Cleaning Data In Python

Dec 7, 20213 min read

Data Preparation Part 2

In Part 1 We saw how importing our data in python can be a piece of cake right?

Let's then deep further into the analysis process! Let's discover together some highlights of the cleansing phase.

During the the process of doing data analysis and modeling, a significant amount of time is spent on data preparation: loading, cleaning, transforming, and rearranging. Such tasks are often reported to take up 80% or more of an analyst’s time. Fortunately, pandas, along with the built-in Python language features, provides us with a high-level, flexible, and fast set of tools to enable us to manipulate data into the right form.
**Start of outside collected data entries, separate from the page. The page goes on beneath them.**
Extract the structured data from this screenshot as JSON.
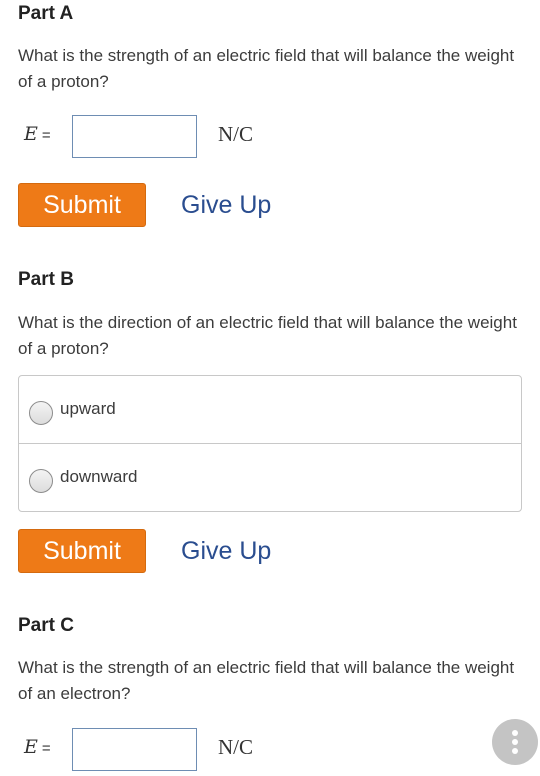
{
  "part_a": {
    "title": "Part A",
    "question": "What is the strength of an electric field that will balance the weight of a proton?",
    "equation_var": "E",
    "equation_sign": "=",
    "input_value": "",
    "unit": "N/C",
    "submit_label": "Submit",
    "give_up_label": "Give Up"
  },
  "part_b": {
    "title": "Part B",
    "question": "What is the direction of an electric field that will balance the weight of a proton?",
    "options": [
      {
        "label": "upward"
      },
      {
        "label": "downward"
      }
    ],
    "submit_label": "Submit",
    "give_up_label": "Give Up"
  },
  "part_c": {
    "title": "Part C",
    "question": "What is the strength of an electric field that will balance the weight of an electron?",
    "equation_var": "E",
    "equation_sign": "=",
    "input_value": "",
    "unit": "N/C"
  },
  "fab": {
    "icon": "vertical-dots-icon"
  },
  "colors": {
    "submit_bg": "#ee7a17",
    "link": "#2a4d8f",
    "input_border": "#6e8db3"
  }
}
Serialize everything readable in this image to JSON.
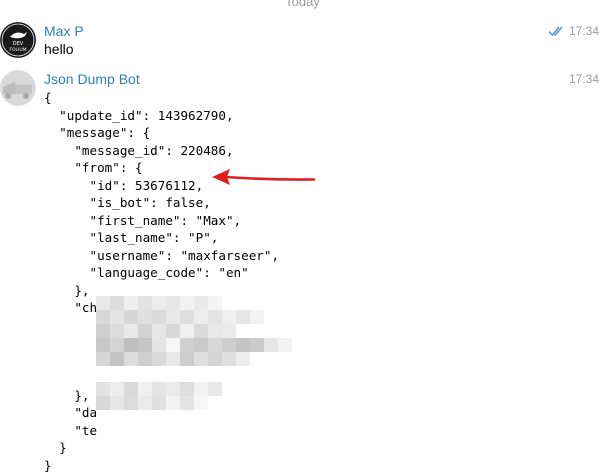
{
  "date_separator": "Today",
  "messages": [
    {
      "sender": "Max P",
      "avatar_text": [
        "DEV",
        "FOLIUM"
      ],
      "text": "hello",
      "time": "17:34",
      "status": "double-check-icon"
    },
    {
      "sender": "Json Dump Bot",
      "time": "17:34",
      "code_lines": [
        "{",
        "  \"update_id\": 143962790,",
        "  \"message\": {",
        "    \"message_id\": 220486,",
        "    \"from\": {",
        "      \"id\": 53676112,",
        "      \"is_bot\": false,",
        "      \"first_name\": \"Max\",",
        "      \"last_name\": \"P\",",
        "      \"username\": \"maxfarseer\",",
        "      \"language_code\": \"en\"",
        "    },",
        "    \"chat\": {",
        "      ",
        "      ",
        "      ",
        "      ",
        "    },",
        "    \"da",
        "    \"te",
        "  }",
        "}"
      ]
    }
  ],
  "colors": {
    "sender_name": "#2f7fc1",
    "timestamp": "#9a9a9a",
    "read_check": "#4a8fd6",
    "annotation_arrow": "#e02020"
  }
}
1- Handling Missing Data: Missing data occurs commonly in many data analysis applications. One of the goals of pandas is to make working with missing data as painless as possible:

So we have this example:

people = {
    'first': ['Corey','Corey', 'Jane', 'John', 'Chris','Chris', np.nan, None, 'NA'], 
    'last': ['Schafer', 'Schafer', 'Doe', 'Doe', 'Schafer', 'Schafer', np.nan, np.nan, 'Missing'], 
    'email': ['CoreyMSchafer@gmail.com', 'CoreyMSchafer@gmail.com', 'JaneDoe@email.com','JohnDoe@email.com', None,None, np.nan, 'Anonymous@email.com', 'NA'],
    'age': ['33', '33', '55', '63', '36','36', None, 'Missing','Missing']
}

We can observe that we have string fields that refer to missing values('NA', 'Missing') so we need to replace them by NAN value using replace function.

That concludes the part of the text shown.